Do you worry that changes in .Net could leave people behind? - D_Guidi
https://odetocode.com/blogs/scott/archive/2019/06/24/questions-from-the-ndc-oslo-panel-discussion-on-the-future.aspx
======
UglyToad
Interested to hear of other people's experiences with async await either in C#
or other languages. It took a while to click for me in C# but now I understand
it, it seems intuitive and usable and I'd be interested to know if there are
superior alternatives.

The thing about ConfigureAwait, for those who aren't familiar with .NET is, as
far as I understand it, about the context on the thread prior to the async
call (this used to include things like the User in an HTTP context) being
restored on the thread which resumes after the call. In a sync block on async
calls this could cause deadlocking due to the waiting thread not being able to
get the context since it never got released. But as far as I'm aware in .NET
Core 2 this is no longer a problem for Web apps anyway.

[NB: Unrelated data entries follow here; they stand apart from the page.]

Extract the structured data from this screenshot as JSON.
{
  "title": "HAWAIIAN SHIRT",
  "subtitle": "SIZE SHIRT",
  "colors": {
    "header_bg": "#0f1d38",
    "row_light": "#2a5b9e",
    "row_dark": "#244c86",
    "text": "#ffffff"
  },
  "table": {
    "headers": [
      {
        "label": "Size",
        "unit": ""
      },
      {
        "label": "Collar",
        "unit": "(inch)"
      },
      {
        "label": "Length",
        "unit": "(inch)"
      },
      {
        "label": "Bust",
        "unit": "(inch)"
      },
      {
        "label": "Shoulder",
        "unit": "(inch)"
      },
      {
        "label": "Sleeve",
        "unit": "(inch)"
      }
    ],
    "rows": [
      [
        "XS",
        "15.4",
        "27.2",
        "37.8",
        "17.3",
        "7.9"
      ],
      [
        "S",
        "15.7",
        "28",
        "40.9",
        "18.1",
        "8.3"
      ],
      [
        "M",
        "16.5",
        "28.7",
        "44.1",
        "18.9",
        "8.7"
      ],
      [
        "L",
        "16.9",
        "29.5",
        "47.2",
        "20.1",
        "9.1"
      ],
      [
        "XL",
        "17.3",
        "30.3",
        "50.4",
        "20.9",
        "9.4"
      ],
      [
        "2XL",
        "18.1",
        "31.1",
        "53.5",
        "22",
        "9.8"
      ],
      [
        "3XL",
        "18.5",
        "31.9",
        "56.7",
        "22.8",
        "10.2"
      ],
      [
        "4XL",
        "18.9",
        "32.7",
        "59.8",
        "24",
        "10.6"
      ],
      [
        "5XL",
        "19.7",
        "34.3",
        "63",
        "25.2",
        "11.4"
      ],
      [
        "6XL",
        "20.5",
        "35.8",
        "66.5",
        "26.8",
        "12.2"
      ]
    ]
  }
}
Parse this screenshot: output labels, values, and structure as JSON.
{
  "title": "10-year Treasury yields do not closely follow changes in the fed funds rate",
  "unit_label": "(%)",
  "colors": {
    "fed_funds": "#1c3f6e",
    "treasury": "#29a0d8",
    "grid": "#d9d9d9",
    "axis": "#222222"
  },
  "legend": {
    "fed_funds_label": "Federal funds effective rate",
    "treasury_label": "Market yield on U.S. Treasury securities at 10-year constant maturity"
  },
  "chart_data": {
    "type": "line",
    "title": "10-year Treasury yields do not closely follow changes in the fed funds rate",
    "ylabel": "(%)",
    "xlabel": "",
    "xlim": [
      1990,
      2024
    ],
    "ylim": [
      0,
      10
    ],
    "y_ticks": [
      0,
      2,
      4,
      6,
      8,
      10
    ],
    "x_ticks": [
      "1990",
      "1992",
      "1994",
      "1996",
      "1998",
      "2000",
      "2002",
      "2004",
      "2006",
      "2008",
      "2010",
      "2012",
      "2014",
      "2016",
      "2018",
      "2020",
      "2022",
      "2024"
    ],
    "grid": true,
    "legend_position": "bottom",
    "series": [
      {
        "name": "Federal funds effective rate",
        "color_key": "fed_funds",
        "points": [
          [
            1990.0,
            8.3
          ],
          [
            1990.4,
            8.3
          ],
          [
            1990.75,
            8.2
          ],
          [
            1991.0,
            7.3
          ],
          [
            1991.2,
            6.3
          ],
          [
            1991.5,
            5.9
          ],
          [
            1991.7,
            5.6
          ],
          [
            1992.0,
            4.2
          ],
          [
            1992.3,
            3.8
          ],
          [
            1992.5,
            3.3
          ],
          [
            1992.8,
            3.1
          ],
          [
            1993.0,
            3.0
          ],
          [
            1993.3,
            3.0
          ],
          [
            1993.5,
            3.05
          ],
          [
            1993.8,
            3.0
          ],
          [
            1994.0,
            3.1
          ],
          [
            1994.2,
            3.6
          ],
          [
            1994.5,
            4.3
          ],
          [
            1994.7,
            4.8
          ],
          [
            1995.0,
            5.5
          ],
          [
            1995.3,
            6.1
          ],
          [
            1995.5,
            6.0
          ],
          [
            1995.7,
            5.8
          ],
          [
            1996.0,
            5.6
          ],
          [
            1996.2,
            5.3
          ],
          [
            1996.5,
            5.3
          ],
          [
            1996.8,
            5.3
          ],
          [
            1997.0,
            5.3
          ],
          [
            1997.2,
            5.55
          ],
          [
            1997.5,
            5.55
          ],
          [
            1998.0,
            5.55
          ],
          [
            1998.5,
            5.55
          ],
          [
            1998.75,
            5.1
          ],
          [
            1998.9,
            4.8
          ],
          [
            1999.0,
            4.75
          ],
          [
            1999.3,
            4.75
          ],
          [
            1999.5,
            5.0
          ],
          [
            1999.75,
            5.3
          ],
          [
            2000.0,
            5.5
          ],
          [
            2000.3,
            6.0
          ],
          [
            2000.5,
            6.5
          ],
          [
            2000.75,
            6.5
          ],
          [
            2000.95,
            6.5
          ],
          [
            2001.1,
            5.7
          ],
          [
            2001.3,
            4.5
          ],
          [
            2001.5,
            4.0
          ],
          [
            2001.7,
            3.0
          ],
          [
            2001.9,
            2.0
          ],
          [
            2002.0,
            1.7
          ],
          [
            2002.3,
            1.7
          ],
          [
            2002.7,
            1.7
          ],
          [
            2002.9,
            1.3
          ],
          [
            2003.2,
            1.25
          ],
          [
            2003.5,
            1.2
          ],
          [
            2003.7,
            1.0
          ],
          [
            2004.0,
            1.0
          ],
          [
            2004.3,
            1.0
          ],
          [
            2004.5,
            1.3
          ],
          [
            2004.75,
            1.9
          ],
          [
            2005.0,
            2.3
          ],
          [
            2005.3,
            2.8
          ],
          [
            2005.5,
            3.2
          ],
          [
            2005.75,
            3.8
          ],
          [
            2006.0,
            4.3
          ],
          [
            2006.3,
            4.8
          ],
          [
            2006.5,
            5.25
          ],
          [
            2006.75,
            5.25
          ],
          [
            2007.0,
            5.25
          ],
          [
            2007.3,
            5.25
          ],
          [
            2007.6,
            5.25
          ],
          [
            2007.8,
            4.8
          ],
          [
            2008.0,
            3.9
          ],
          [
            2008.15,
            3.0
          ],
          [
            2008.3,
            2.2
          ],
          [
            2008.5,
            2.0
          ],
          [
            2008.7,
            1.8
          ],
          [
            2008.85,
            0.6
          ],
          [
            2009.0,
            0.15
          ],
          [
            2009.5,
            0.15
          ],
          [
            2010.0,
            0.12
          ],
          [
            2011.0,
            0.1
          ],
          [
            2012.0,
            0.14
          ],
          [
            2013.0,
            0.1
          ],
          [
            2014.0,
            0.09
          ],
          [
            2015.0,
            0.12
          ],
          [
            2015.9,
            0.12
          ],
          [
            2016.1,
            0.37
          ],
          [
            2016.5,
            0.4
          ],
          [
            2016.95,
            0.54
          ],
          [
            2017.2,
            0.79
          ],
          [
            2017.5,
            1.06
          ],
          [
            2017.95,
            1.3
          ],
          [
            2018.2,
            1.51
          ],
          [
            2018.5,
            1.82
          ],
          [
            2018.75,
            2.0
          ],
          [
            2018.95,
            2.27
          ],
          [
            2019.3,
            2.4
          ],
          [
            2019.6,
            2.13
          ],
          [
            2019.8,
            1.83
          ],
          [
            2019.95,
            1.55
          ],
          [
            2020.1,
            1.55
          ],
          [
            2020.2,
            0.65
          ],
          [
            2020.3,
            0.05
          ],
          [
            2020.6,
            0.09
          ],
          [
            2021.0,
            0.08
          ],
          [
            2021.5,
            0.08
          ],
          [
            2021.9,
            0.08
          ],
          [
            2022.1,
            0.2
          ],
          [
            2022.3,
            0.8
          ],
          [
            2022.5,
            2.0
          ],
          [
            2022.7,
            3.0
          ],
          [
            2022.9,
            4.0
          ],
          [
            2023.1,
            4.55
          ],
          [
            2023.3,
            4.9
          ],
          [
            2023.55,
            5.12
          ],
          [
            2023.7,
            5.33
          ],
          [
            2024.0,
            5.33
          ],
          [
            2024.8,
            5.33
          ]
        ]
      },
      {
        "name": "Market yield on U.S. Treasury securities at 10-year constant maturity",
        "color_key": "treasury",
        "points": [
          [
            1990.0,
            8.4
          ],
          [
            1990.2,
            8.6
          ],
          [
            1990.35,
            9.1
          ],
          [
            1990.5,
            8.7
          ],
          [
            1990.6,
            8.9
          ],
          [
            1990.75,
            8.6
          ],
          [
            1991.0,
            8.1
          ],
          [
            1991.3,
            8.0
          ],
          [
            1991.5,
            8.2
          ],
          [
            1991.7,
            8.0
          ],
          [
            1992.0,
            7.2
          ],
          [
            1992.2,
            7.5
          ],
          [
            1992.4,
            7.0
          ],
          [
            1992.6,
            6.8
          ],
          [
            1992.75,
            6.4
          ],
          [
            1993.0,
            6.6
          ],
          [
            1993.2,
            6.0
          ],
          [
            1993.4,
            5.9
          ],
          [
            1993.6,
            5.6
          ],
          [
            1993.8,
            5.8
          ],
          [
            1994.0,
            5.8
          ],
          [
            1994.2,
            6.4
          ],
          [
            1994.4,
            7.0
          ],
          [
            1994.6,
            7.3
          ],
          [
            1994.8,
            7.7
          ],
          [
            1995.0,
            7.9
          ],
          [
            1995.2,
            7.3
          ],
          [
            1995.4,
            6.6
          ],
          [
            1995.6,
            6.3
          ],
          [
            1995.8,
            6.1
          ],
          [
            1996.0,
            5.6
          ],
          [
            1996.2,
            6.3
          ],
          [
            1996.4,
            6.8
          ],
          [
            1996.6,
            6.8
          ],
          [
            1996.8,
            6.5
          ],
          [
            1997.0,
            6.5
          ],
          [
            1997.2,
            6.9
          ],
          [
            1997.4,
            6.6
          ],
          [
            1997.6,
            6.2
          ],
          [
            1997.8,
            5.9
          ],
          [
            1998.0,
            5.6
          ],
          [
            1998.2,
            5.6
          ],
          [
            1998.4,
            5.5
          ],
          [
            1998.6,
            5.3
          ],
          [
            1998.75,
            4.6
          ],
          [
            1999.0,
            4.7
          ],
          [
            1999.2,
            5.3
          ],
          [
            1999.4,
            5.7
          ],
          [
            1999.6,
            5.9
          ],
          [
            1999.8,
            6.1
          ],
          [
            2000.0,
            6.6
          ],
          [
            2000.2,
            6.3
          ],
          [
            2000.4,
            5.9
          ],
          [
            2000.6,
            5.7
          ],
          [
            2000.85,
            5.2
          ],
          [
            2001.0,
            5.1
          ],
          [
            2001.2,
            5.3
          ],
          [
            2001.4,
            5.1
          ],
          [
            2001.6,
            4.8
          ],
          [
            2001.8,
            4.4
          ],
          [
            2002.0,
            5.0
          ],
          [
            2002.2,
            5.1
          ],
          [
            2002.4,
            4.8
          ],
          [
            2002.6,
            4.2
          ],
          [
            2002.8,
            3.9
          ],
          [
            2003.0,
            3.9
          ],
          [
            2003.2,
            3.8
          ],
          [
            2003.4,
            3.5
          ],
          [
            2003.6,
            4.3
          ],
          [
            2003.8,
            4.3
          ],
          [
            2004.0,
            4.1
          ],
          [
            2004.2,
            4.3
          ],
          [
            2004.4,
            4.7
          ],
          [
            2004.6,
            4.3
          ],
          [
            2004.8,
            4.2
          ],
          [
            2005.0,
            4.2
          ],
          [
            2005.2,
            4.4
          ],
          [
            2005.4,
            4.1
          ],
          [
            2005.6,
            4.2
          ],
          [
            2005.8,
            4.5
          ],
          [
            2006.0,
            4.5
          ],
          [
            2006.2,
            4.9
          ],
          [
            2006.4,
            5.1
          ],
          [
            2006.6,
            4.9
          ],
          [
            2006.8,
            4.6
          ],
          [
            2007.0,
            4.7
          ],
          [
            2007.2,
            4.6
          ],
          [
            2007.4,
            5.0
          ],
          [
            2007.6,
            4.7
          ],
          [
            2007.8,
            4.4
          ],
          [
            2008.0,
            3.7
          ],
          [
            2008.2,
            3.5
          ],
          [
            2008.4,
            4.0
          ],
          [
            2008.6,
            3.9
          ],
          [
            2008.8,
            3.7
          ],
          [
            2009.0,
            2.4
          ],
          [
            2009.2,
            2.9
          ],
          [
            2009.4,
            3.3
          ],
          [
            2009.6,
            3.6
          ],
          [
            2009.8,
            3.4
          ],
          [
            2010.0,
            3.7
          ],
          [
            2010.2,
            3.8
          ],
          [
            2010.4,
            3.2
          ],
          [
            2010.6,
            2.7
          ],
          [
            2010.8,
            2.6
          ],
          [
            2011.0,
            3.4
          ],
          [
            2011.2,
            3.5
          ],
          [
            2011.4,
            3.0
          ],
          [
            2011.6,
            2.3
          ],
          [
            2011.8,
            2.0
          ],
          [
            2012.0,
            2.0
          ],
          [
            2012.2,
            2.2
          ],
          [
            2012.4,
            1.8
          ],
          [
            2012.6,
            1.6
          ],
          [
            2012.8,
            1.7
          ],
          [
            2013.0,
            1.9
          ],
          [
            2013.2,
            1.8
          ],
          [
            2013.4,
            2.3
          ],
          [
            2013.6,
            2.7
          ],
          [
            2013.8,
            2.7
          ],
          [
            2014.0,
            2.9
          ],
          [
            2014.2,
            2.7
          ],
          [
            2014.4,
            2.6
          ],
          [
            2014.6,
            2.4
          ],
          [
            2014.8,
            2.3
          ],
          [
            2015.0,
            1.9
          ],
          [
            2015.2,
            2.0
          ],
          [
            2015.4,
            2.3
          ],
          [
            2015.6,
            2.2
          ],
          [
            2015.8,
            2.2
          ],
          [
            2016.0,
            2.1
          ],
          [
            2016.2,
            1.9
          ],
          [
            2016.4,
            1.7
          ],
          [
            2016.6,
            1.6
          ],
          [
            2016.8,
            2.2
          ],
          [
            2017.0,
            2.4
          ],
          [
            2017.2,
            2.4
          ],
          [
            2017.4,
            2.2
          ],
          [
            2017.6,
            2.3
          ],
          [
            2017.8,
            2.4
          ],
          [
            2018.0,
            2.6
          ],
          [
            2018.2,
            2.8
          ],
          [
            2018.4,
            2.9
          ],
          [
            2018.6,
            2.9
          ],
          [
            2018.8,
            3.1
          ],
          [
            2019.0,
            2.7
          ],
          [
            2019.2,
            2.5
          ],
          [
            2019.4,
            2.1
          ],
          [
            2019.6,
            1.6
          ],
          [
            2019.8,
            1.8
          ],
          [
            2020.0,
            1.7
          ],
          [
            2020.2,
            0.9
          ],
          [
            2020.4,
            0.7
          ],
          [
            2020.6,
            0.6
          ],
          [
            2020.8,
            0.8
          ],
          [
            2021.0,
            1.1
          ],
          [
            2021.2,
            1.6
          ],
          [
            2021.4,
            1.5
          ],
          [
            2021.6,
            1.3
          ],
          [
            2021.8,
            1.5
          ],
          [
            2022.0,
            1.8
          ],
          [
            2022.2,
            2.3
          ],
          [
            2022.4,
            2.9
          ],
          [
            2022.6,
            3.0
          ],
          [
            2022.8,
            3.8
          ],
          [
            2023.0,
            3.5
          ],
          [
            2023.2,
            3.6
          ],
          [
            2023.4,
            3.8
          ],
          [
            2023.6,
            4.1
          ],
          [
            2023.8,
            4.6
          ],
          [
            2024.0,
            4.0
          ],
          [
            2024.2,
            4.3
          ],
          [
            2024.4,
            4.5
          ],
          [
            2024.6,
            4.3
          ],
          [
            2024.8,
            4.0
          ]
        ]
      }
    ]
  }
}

I know there's been a lot of talk about Rust adopting a slightly different
approach and JavaScript seems to have gone through about 3 iterations so there
are definitely different models out there, I just find it hard to picture how
different models work so it would be good to know some guides or tutorials to
check out for other good systems.

------
qes
> I think EF needs to expand its reach far beyond relational databases.

I'm not sure I could disagree more. I don't think it's feasible to abstract
away the underlying realities of different data stores. That tends to end in a
mediocre API that handcuffs you from utilizing the advantages of choosing
varying data stores in the first place.

ORMs in general already suffer this criticism with relational data stores.
Trying to make an ORM cover documents and graphs and whatever else will be
worse.

I also thought the Microsoft and the .Net community were moving away from
stuffing everything and the kitchen sink in together.